Derivation of Navier-Stokes equation

이 글은 Euler equation에서 얻는 momentum conservation law로부터 Newtonian fluid에서의 Navier-Stokes equation을 유도하는 것을 목표로 한다.

\rho를 유체의 밀도라고 하고, \mathbf{u}(x,t)=(u^1,u^2,u^3)를 유체의 속도, p(x,t)를 유체의 압력이라 하자.  Euler equation에서 얻는 momentum conservation law는 다음과 같다:

    \[ \frac{\partial}{\partial t} (\rho u^i) +\sum_{k=1}^{3}\frac{\partial}{\partial x_k} \Pi_{ik}\]

여기서 \Pi_{ik}=\delta_{ik} p+\rho u^i u^k이다.

여기서 이 방정식은 ideal fluid에서 유도된 것이다. ideal fluid은 열 교환이나 점성을 무시하는 유체다. 그러나 Navier-Stokes equation에서 고려하는 상황은 점성(viscosity)가 있는 상황이므로 momentum conservation에 다른 변수가 추가되어야 한다.

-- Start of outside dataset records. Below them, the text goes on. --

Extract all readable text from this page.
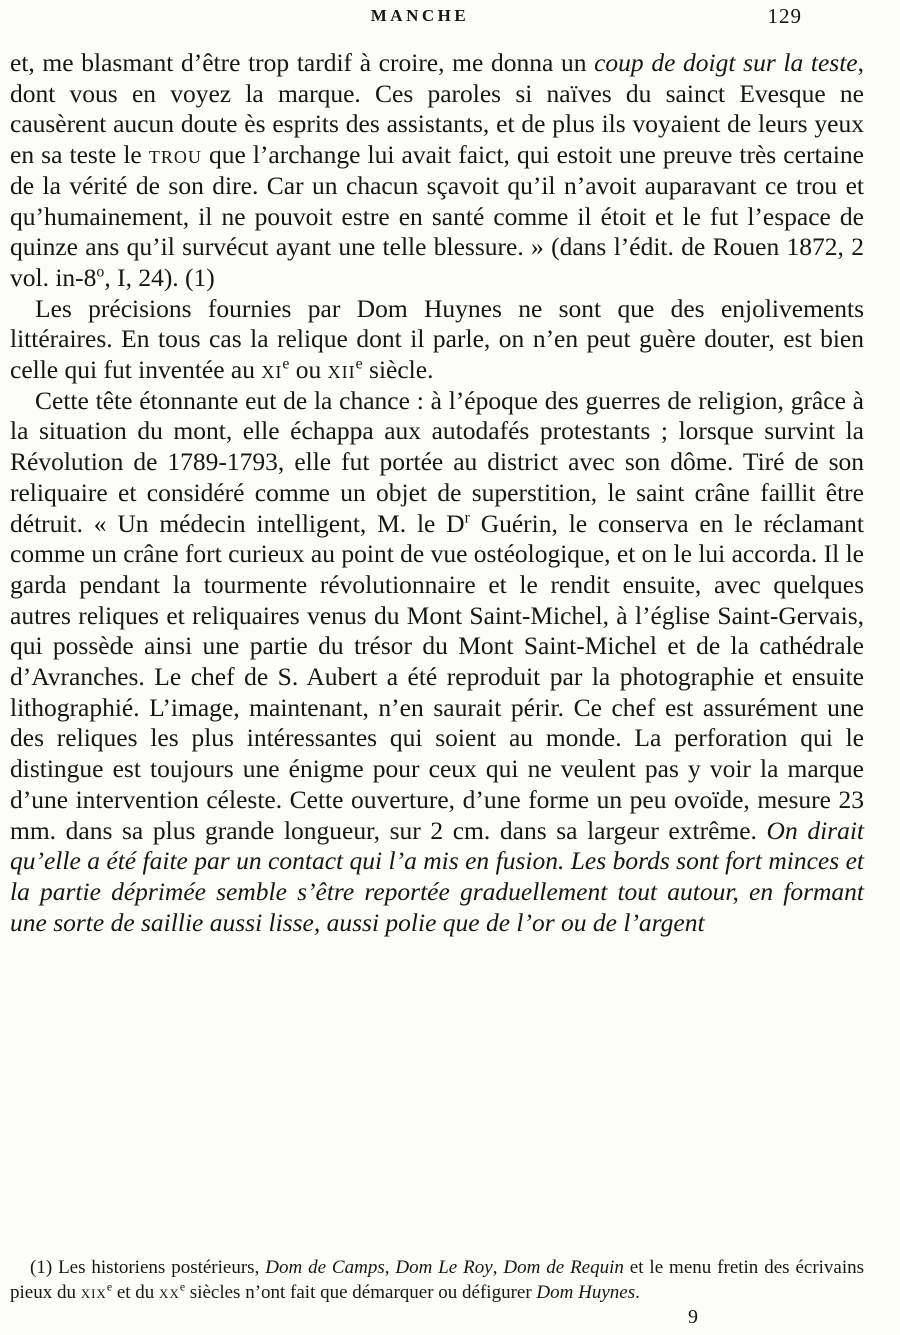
MANCHE	129

et, me blasmant d’être trop tardif à croire, me donna un coup de doigt sur la teste, dont vous en voyez la marque. Ces paroles si naïves du sainct Evesque ne causèrent aucun doute ès esprits des assistants, et de plus ils voyaient de leurs yeux en sa teste le trou que l’archange lui avait faict, qui estoit une preuve très certaine de la vérité de son dire. Car un chacun sçavoit qu’il n’avoit auparavant ce trou et qu’humainement, il ne pouvoit estre en santé comme il étoit et le fut l’espace de quinze ans qu’il survécut ayant une telle blessure. » (dans l’édit. de Rouen 1872, 2 vol. in-8$^o$, I, 24). (1)

Les précisions fournies par Dom Huynes ne sont que des enjolivements littéraires. En tous cas la relique dont il parle, on n’en peut guère douter, est bien celle qui fut inventée au $xi^e$ ou xii$^e$ siècle.

Cette tête étonnante eut de la chance : à l’époque des guerres de religion, grâce à la situation du mont, elle échappa aux autodafés protestants ; lorsque survint la Révolution de 1789-1793, elle fut portée au district avec son dôme. Tiré de son reliquaire et considéré comme un objet de superstition, le saint crâne faillit être détruit. « Un médecin intelligent, M. le $D^r$ Guérin, le conserva en le réclamant comme un crâne fort curieux au point de vue ostéologique, et on le lui accorda. Il le garda pendant la tourmente révolutionnaire et le rendit ensuite, avec quelques autres reliques et reliquaires venus du Mont Saint-Michel, à l’église Saint-Gervais, qui possède ainsi une partie du trésor du Mont Saint-Michel et de la cathédrale d’Avranches. Le chef de S. Aubert a été reproduit par la photographie et ensuite lithographié. L’image, maintenant, n’en saurait périr. Ce chef est assurément une des reliques les plus intéressantes qui soient au monde. La perforation qui le distingue est toujours une énigme pour ceux qui ne veulent pas y voir la marque d’une intervention céleste. Cette ouverture, d’une forme un peu ovoïde, mesure 23 mm. dans sa plus grande longueur, sur 2 cm. dans sa largeur extrême. On dirait qu’elle a été faite par un contact qui l’a mis en fusion. Les bords sont fort minces et la partie déprimée semble s’être reportée graduellement tout autour, en formant une sorte de saillie aussi lisse, aussi polie que de l’or ou de l’argent

(1) Les historiens postérieurs, Dom de Camps, Dom Le Roy, Dom de Requin et le menu fretin des écrivains pieux du xix$^e$ et du $xx^e$ siècles n’ont fait que démarquer ou défigurer Dom Huynes.

9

위 식에서 \Pi_{ik} 대신 \Pi_{ik}-\sigma^\prime_{ij}을 넣는다.  여기서 \sigma^\prime_{ij}는 점성 효과를 넣기 위하여 고려된 변수로 Newtonian fluid에서는 \sigma^\prime_{ij} \propto \frac{\partial u^i}{\partial x_j}라 가정하는 것이 합리적이며,  이를 바탕으로

    \[ \sigma_{ij}^{\prime}=\eta\left(\frac{\partial u^{i}}{\partial x_{j}}+\frac{\partial u^{j}}{\partial x_{i}}\right)+\mu\delta_{ij}\left(\nabla\cdot\boldsymbol{u}\right) \]

와 같이 정의한다.

여기서 \eta,\mu는 상수이며 특히 \eta은 양수인 점성 상수다.

그럼 이를 바탕으로 Navier-Stokse equation을 유도한다. Summation 기호를 생략하면 곱의 법칙에 의하여

    \begin{align*} & \frac{\partial}{\partial t}\left(\rho u^{i}\right)+\frac{\partial}{\partial x_{k}}\left(p\delta_{ik}+\rho u^{i}u^{k}-\eta\left(\frac{\partial u^{i}}{\partial x_{k}}+\frac{\partial u^{k}}{\partial x_{i}}\right)-\mu\delta_{ik}\left(\nabla\cdot\boldsymbol{u}\right)\right)\\ & =\frac{\partial\rho}{\partial t}u^{i}+\rho\frac{\partial u^{i}}{\partial t}+\frac{\partial p}{\partial x_{i}}+\left(\frac{\partial u^{i}}{\partial x_{k}}\right)\rho u^{k}+u^{i}\frac{\partial}{\partial x_{k}}\left(\rho u^{k}\right)\\ &\relphantom{=}-\eta\triangle u^{i}-\eta\frac{\partial}{\partial x_{i}}\left(\nabla\cdot\boldsymbol{u}\right)-\mu\frac{\partial}{\partial x_{i}}\left(\nabla\cdot\boldsymbol{u}\right)\\ & =\frac{\partial\rho}{\partial t}u^{i}+u^{i}\frac{\partial}{\partial x_{k}}\left(\rho u^{k}\right)+\rho\frac{\partial u^{i}}{\partial t}+\frac{\partial p}{\partial x_{i}}+\left(\frac{\partial u^{i}}{\partial x_{k}}\right)\rho u^{k}\\ &\relphantom{=}-\eta\triangle u^{i}-\left(\eta+\mu\right)\frac{\partial}{\partial x_{i}}\left(\nabla\cdot\boldsymbol{u}\right) \end{align*}

을 얻는다.

여기서 mass conservartion law에 의하여

    \[ u^{i}\left(\frac{\partial\rho}{\partial t}+\nabla\cdot\left(\rho\boldsymbol{u}\right)\right)=0 \]

에 의하여

    \[ \rho\frac{\partial u^{i}}{\partial t}+\rho\boldsymbol{u}\cdot\nabla u^{i}+\frac{\partial p}{\partial x_{i}}-\eta\triangle u^{i}-\left(\eta+\mu\right)\frac{\partial}{\partial x_{i}}\left(\nabla\cdot\boldsymbol{u}\right)=0 \]

을 얻으며, 이를 벡터기호로 정리하면

    \[ \rho\frac{\partial\boldsymbol{u}}{\partial t}+\rho\left(\boldsymbol{u}\cdot\nabla\right)\boldsymbol{u}=-\nabla p+\eta\triangle\boldsymbol{u}+\left(\eta+\mu\right)\nabla\left(\nabla\cdot\boldsymbol{u}\right) \]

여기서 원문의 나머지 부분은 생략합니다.